MARIKANA MOMENT: SCENES FROM A STRUGGLE 1652-2013


  • Photographer
    ROELOF PETRUS VAN WYK
  • Prize
    Honorable Mention
  • Company/Studios
    PRIVATE
  • Date of Photograph
    DECEMBER 2012
  • Technical Info
    DIGITAL CANON

On 16 August 2012, 34 Striking Miners were killed by the police on public land between a hillock, Wonderkop, and the buildings of a Platinum Mining company, Lonmin Plc. How does one photograph this event without showing the dead or poor and disenfranchised black bodies? What can the landscape tell us about the history, the people and what lies beneath the crust of the earth? Both the precious minerals and the precious bones and spirits of the ancestors are breathing and beckoning to be released, to have a chance to tell their histories. This is the Marikana Moment, the moment when the power of the people destabilised centuries of African Struggle.

Story

On 16 August 2012, 34 Striking Miners were killed by the police on public land between a hillock, Wonderkop, and the buildings of a Platinum Mining company, Lonmin Plc. How does one photograph this event without showing the dead or poor and disenfranchised black bodies? What can the landscape tell us about the history, the people and what lies beneath the crust of the earth? Both the precious minerals and the precious bones and spirits of the ancestors are breathing and beckoning to be released, to have a chance to tell their histories. This is the Marikana Moment, the moment when the power of the people destabilised centuries of African Struggle.

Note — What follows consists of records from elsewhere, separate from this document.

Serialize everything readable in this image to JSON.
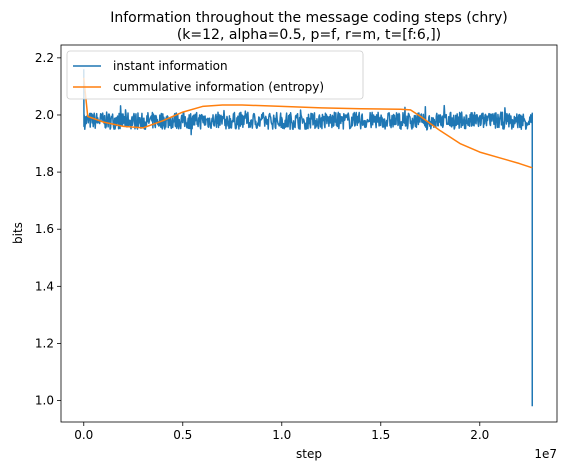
{
  "chart_data": {
    "type": "line",
    "title_line1": "Information throughout the message coding steps (chry)",
    "title_line2": "(k=12, alpha=0.5, p=f, r=m, t=[f:6,])",
    "xlabel": "step",
    "ylabel": "bits",
    "x_offset_text": "1e7",
    "xlim": [
      -0.115,
      2.39
    ],
    "ylim": [
      0.925,
      2.245
    ],
    "x_ticks": [
      0.0,
      0.5,
      1.0,
      1.5,
      2.0
    ],
    "x_tick_labels": [
      "0.0",
      "0.5",
      "1.0",
      "1.5",
      "2.0"
    ],
    "y_ticks": [
      1.0,
      1.2,
      1.4,
      1.6,
      1.8,
      2.0,
      2.2
    ],
    "y_tick_labels": [
      "1.0",
      "1.2",
      "1.4",
      "1.6",
      "1.8",
      "2.0",
      "2.2"
    ],
    "legend_position": "top-left",
    "grid": false,
    "series": [
      {
        "name": "instant information",
        "color": "#1f77b4",
        "x_range": [
          0.0,
          2.265
        ],
        "baseline": 1.98,
        "noise_amplitude": 0.03,
        "initial_values": [
          2.16,
          1.96,
          2.0
        ],
        "final_drop": 0.98
      },
      {
        "name": "cummulative information (entropy)",
        "color": "#ff7f0e",
        "x": [
          0.0,
          0.02,
          0.1,
          0.2,
          0.3,
          0.4,
          0.5,
          0.6,
          0.7,
          0.8,
          1.0,
          1.2,
          1.4,
          1.6,
          1.65,
          1.7,
          1.8,
          1.9,
          2.0,
          2.1,
          2.2,
          2.265
        ],
        "y": [
          2.13,
          1.995,
          1.975,
          1.96,
          1.955,
          1.98,
          2.01,
          2.03,
          2.035,
          2.035,
          2.03,
          2.025,
          2.022,
          2.02,
          2.018,
          1.995,
          1.945,
          1.9,
          1.87,
          1.85,
          1.83,
          1.815
        ]
      }
    ]
  }
}
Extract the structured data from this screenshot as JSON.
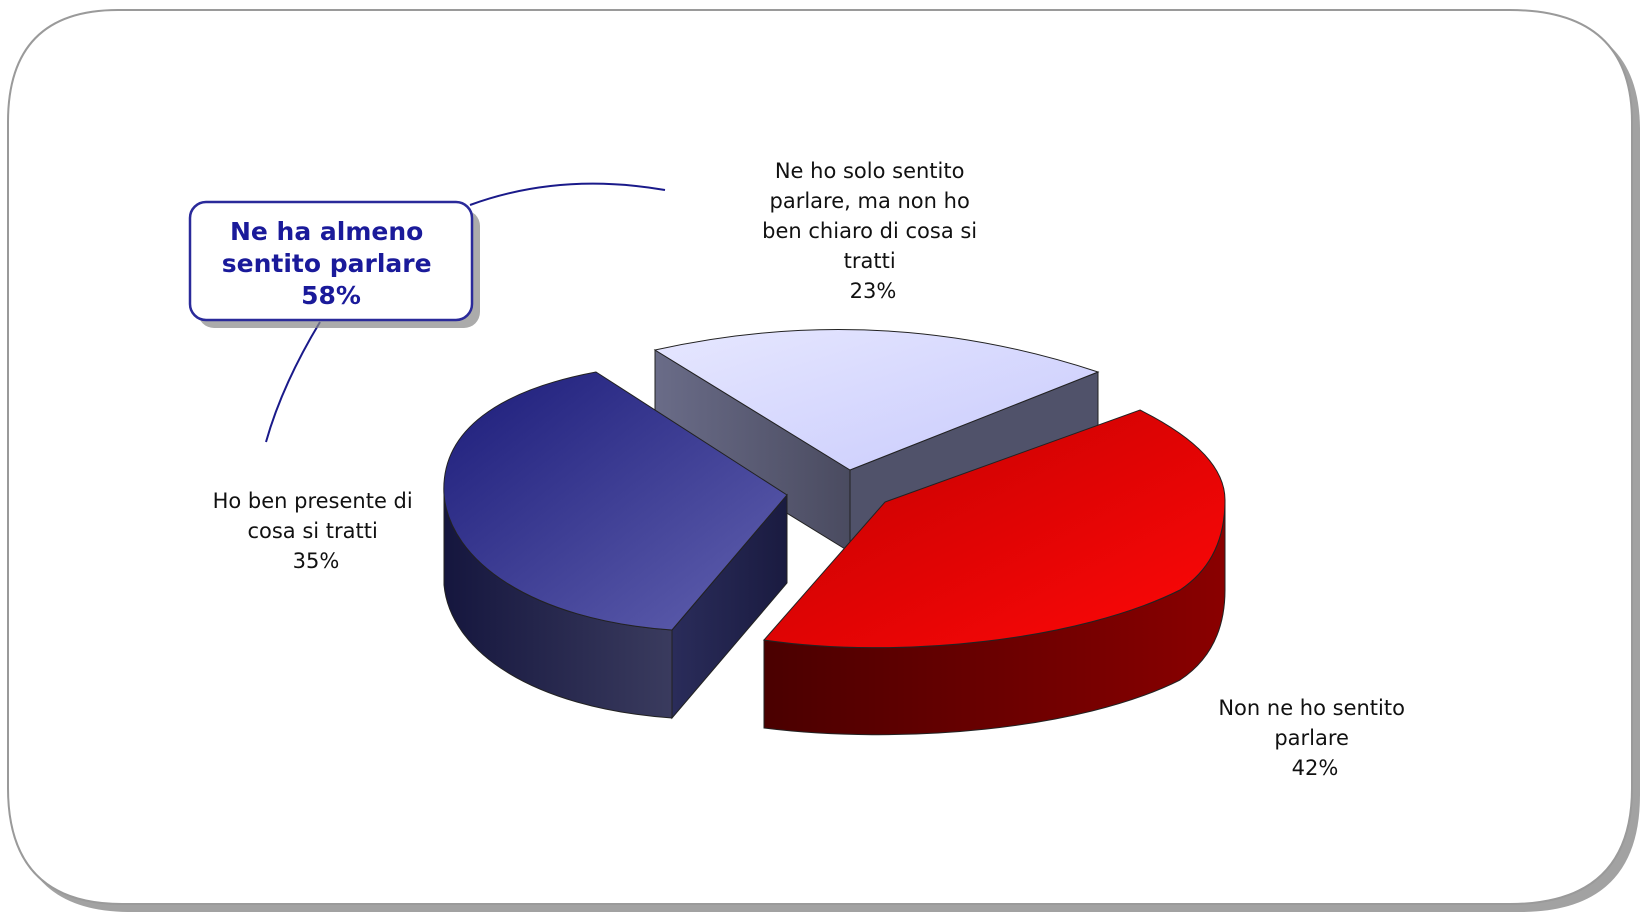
{
  "chart_data": {
    "type": "pie",
    "style": "3d-exploded",
    "slices": [
      {
        "label_lines": [
          "Ne ho solo sentito",
          "parlare, ma non ho",
          "ben chiaro di cosa si",
          "tratti"
        ],
        "value": 23,
        "value_label": "23%",
        "color": "#d6d8ff"
      },
      {
        "label_lines": [
          "Non ne ho sentito",
          "parlare"
        ],
        "value": 42,
        "value_label": "42%",
        "color": "#e00000"
      },
      {
        "label_lines": [
          "Ho ben presente di",
          "cosa si tratti"
        ],
        "value": 35,
        "value_label": "35%",
        "color": "#3a3a9a"
      }
    ],
    "callout": {
      "lines": [
        "Ne ha almeno",
        "sentito parlare",
        "58%"
      ],
      "color": "#1a1a9a"
    }
  }
}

A simple demand for a decent wage from this particular mining company, threatened a set of labour relations established more than a century before on the gold mines of Johannesburg, South Africa, which protected the mining companies and pressurised the relationship of the labour unions with the mining companies and its profits.

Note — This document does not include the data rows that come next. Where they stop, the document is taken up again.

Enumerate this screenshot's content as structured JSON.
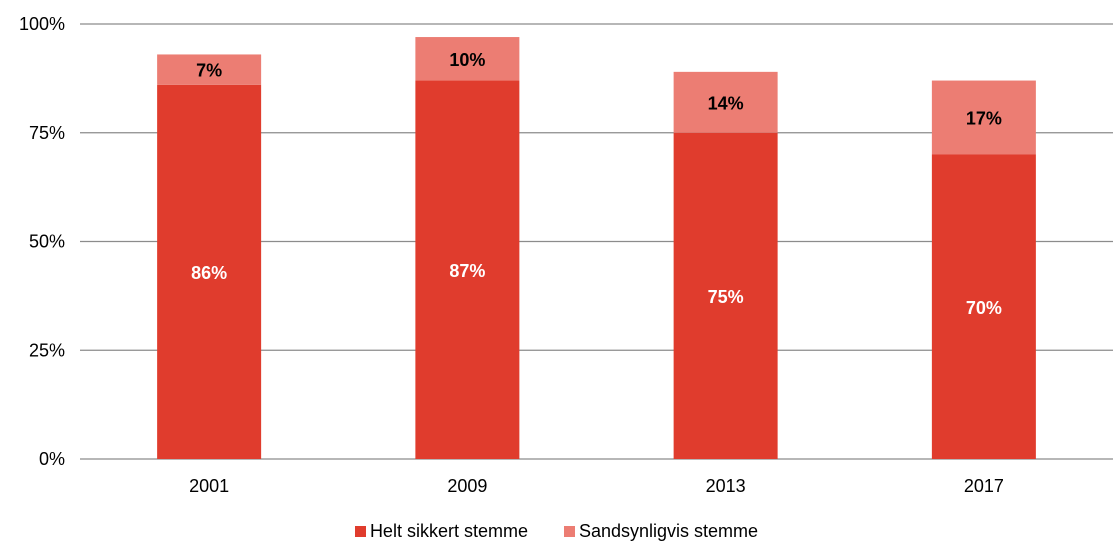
{
  "chart_data": {
    "type": "bar",
    "stacked": true,
    "categories": [
      "2001",
      "2009",
      "2013",
      "2017"
    ],
    "series": [
      {
        "name": "Helt sikkert stemme",
        "values": [
          86,
          87,
          75,
          70
        ],
        "labels": [
          "86%",
          "87%",
          "75%",
          "70%"
        ],
        "color": "#e03c2d",
        "label_color": "#ffffff"
      },
      {
        "name": "Sandsynligvis stemme",
        "values": [
          7,
          10,
          14,
          17
        ],
        "labels": [
          "7%",
          "10%",
          "14%",
          "17%"
        ],
        "color": "#ec7d73",
        "label_color": "#000000"
      }
    ],
    "ylim": [
      0,
      100
    ],
    "yticks": [
      0,
      25,
      50,
      75,
      100
    ],
    "ytick_labels": [
      "0%",
      "25%",
      "50%",
      "75%",
      "100%"
    ],
    "grid": true,
    "legend_position": "bottom"
  }
}
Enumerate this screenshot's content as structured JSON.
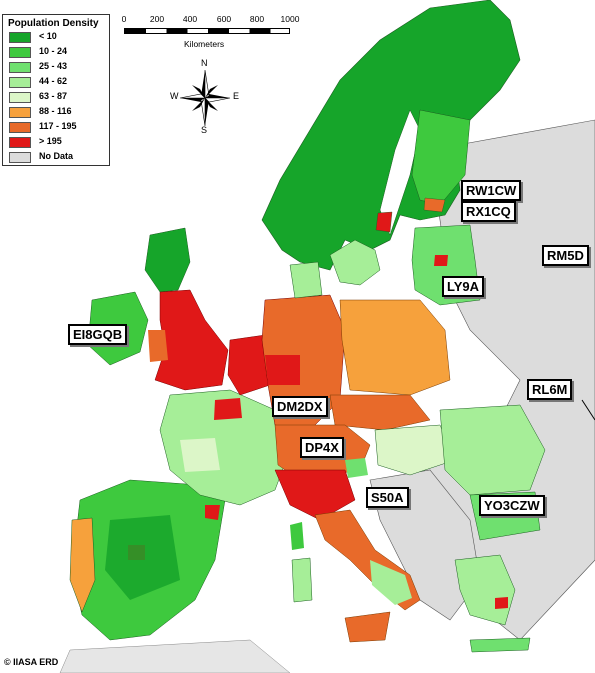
{
  "legend": {
    "title": "Population Density",
    "items": [
      {
        "label": "< 10",
        "color": "#16a52a"
      },
      {
        "label": "10 - 24",
        "color": "#3ec93e"
      },
      {
        "label": "25 - 43",
        "color": "#6fe06f"
      },
      {
        "label": "44 - 62",
        "color": "#a6ee98"
      },
      {
        "label": "63 - 87",
        "color": "#dcf6c8"
      },
      {
        "label": "88 - 116",
        "color": "#f6a13c"
      },
      {
        "label": "117 - 195",
        "color": "#e86a2a"
      },
      {
        "label": "> 195",
        "color": "#e01818"
      },
      {
        "label": "No Data",
        "color": "#dcdcdc"
      }
    ]
  },
  "scale": {
    "ticks": [
      "0",
      "200",
      "400",
      "600",
      "800",
      "1000"
    ],
    "unit": "Kilometers"
  },
  "compass": {
    "n": "N",
    "s": "S",
    "e": "E",
    "w": "W"
  },
  "callsigns": [
    "RW1CW",
    "RX1CQ",
    "RM5D",
    "LY9A",
    "EI8GQB",
    "RL6M",
    "DM2DX",
    "DP4X",
    "S50A",
    "YO3CZW"
  ],
  "copyright": "© IIASA ERD",
  "colors": {
    "sea": "#ffffff",
    "nodata": "#dcdcdc",
    "border": "#000000"
  }
}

A traumatised Mineworker says: Even when I see it on TV, I still get scared because I could not sleep the days following the incident …with Zuma in power….but we are still oppressed and abused”.

This massacre did not end the strike, but the mining company agreed to talk and large increases in pay was conceded. The workers greeted the announcement as a victory on the 18th of September 2012. A wave of rank-and-file committee led strikes spread from platinum mines to gold and other mineral mines across the region.

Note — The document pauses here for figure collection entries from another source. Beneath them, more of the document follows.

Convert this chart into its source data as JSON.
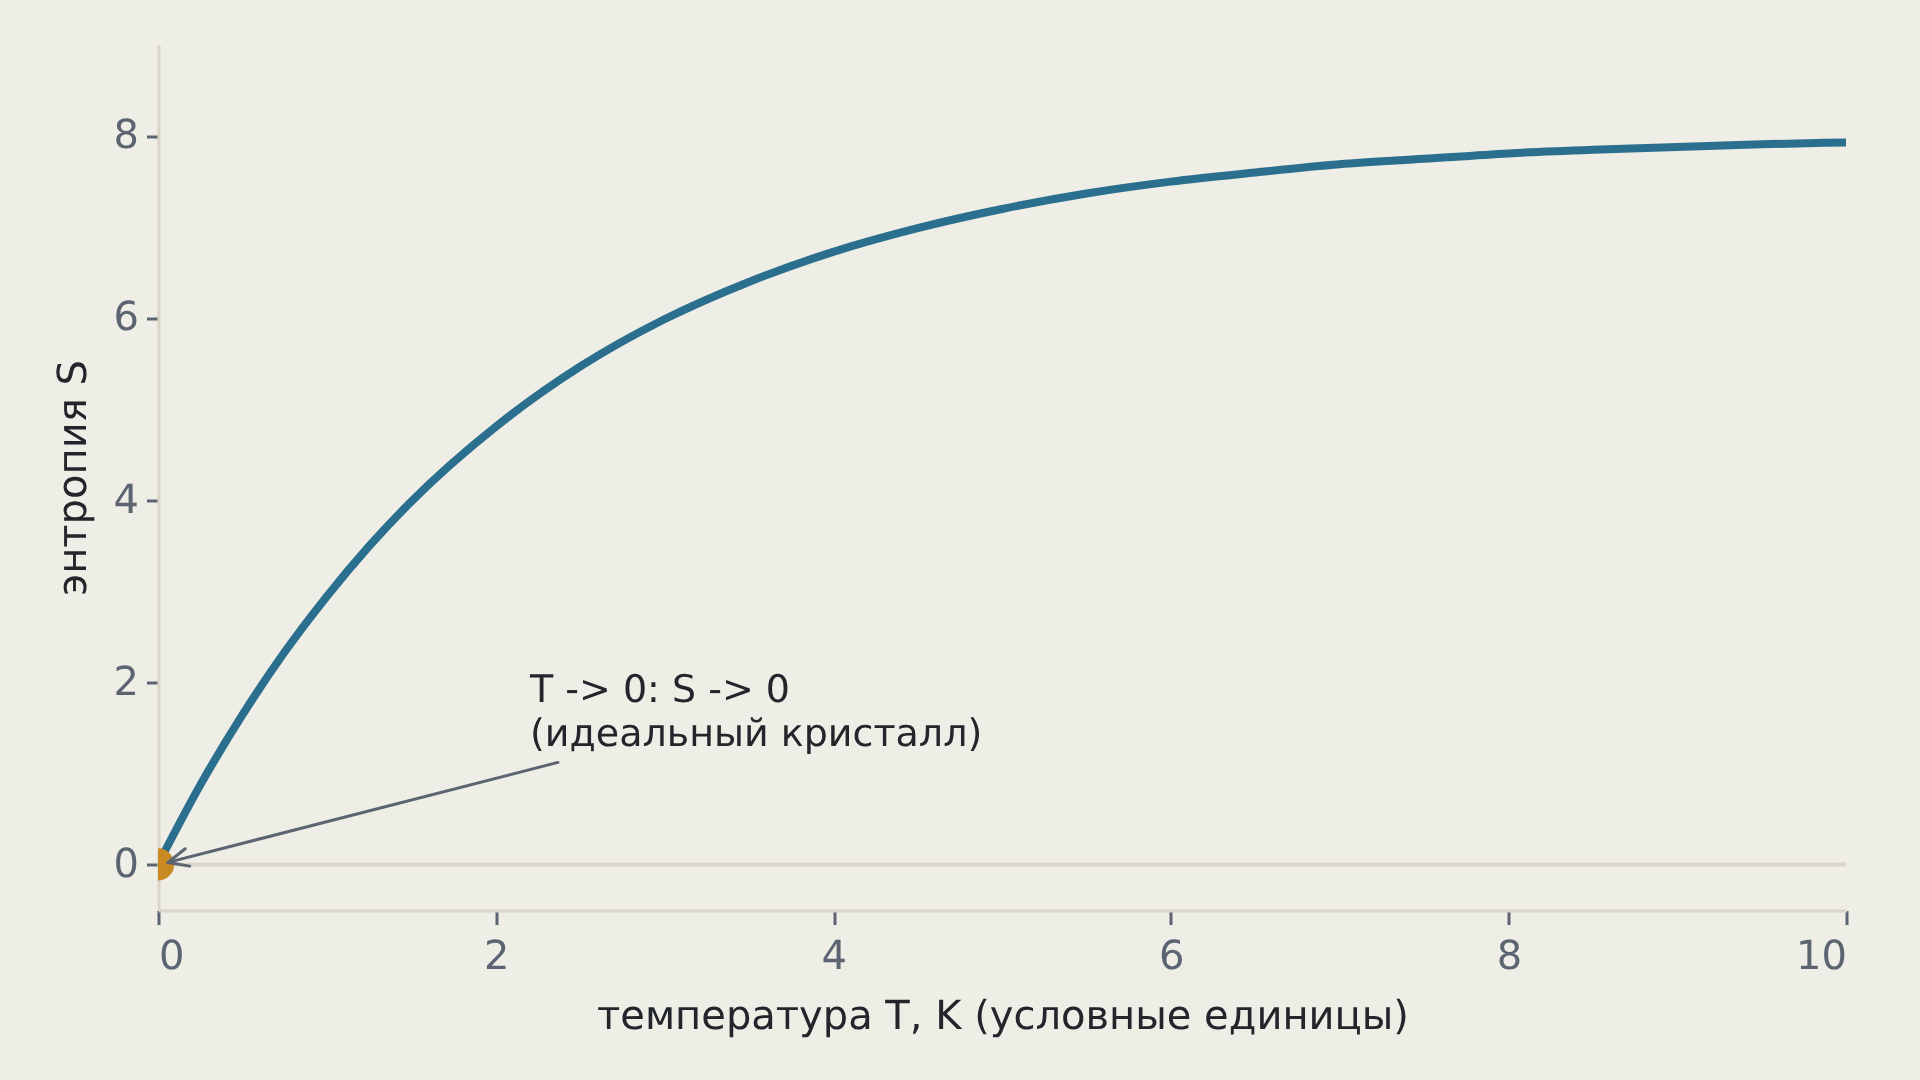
{
  "chart_data": {
    "type": "line",
    "xlabel": "температура T, K (условные единицы)",
    "ylabel": "энтропия S",
    "x": [
      0,
      0.25,
      0.5,
      0.75,
      1,
      1.25,
      1.5,
      2,
      2.5,
      3,
      3.5,
      4,
      4.5,
      5,
      5.5,
      6,
      6.5,
      7,
      7.5,
      8,
      8.5,
      9,
      9.5,
      10
    ],
    "series": [
      {
        "color": "#2b6f8e",
        "values": [
          0,
          0.87,
          1.64,
          2.33,
          2.94,
          3.49,
          3.98,
          4.8,
          5.46,
          5.98,
          6.39,
          6.72,
          6.98,
          7.19,
          7.36,
          7.49,
          7.59,
          7.68,
          7.74,
          7.8,
          7.84,
          7.87,
          7.9,
          7.92
        ]
      },
      {
        "type": "scatter",
        "color": "#c98a22",
        "x": [
          0
        ],
        "values": [
          0
        ]
      }
    ],
    "xlim": [
      0,
      10
    ],
    "ylim": [
      -0.5,
      9
    ],
    "xticks": [
      0,
      2,
      4,
      6,
      8,
      10
    ],
    "yticks": [
      0,
      2,
      4,
      6,
      8
    ],
    "ref_lines": [
      {
        "axis": "y",
        "value": 0,
        "color": "#dad5c8"
      }
    ],
    "annotations": [
      {
        "text": "T -> 0: S -> 0\n(идеальный кристалл)",
        "x": 0,
        "y": 0
      }
    ],
    "line_style": "solid"
  }
}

The history of violence in South Africa runs a deep parallel to the history of photography, concurrently documenting, inhabiting and perpetrating violence. Photography did not only record the violence of the rolling of South African history but presented the colonial gaze through representational photographic tropes and racialistic conventions like anthropological or ethnic studies which presented an accepted space that outlined specific relations between the colonizers and the colonised, between those who are in power, and those who are not.

As a photographer, I work within this photographic tradition, but I aim to expand this vocabulary, to open up the language of image-making, to create a blank page, in a sense, which can be read, written upon, unravelled and even destroyed. To create images that allow the viewer to inscribe their own story onto the landscape, the wall, the page, the object, the photographic image.

This series of landscape images invites you to write yourself into its history, write your own history on its surface, ask about the tectonic plates, the architectonic structures, the human pathways and the highways alike and lose yourself in the footpaths of children, and time, tracing, with your finger, rivers, bridges and nurse a bleeding toe.

This makes the tragedy, tragic.

We have to undo the structures of power, the misuse and the abuse, and put our ears to the ground, and listen to the earth.